Kshesinskaya, the youngest of 13 children, was born to the stage. Her mother had danced at the Mariinsky Theater until her marriage to Felix Kshesinsky, a celebrated dancer himself. At the age of eight she became a day student at the Imperial Theater School, where her brother and sister already studied. Matilda had ballet in her blood, but the career she was to embark upon would require more than talent. She would need bottomless reserves of self-esteem, and the ability to navigate both intrigue and cruel competition.

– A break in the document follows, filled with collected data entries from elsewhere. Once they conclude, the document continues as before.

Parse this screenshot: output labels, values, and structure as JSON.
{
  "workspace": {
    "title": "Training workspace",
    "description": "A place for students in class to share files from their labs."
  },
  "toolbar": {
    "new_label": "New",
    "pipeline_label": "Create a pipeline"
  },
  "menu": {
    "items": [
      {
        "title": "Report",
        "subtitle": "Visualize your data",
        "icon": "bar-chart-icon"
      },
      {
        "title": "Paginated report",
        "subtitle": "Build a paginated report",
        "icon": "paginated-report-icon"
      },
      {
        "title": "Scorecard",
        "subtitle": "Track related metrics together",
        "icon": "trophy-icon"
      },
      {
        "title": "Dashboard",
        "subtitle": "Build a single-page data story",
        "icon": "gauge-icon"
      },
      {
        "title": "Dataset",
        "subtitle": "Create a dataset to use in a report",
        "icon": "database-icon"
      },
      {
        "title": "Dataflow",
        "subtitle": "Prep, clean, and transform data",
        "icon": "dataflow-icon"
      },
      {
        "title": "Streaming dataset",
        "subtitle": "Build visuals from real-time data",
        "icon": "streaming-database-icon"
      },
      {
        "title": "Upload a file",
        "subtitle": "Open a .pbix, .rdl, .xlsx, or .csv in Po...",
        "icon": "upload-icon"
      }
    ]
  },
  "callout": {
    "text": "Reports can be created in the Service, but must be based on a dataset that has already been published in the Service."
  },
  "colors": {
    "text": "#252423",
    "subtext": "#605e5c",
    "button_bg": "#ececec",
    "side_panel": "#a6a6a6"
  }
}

Early on, Matilda attracted the notice of the Romanovs, who were devoted patrons of ballet. She would never forget March 23, 1890, the day of her graduation examinations at the Imperial Theater School. According to tradition, the Imperial family attended the ceremonies. After the performance, when her name was not read among those receiving the highest honors, Tsar Alexander III interrupted the proceedings. “Where is Kshesinskaya?” he loudly demanded. Later that evening, he told her, “Be the glory and adornment of our ballet.”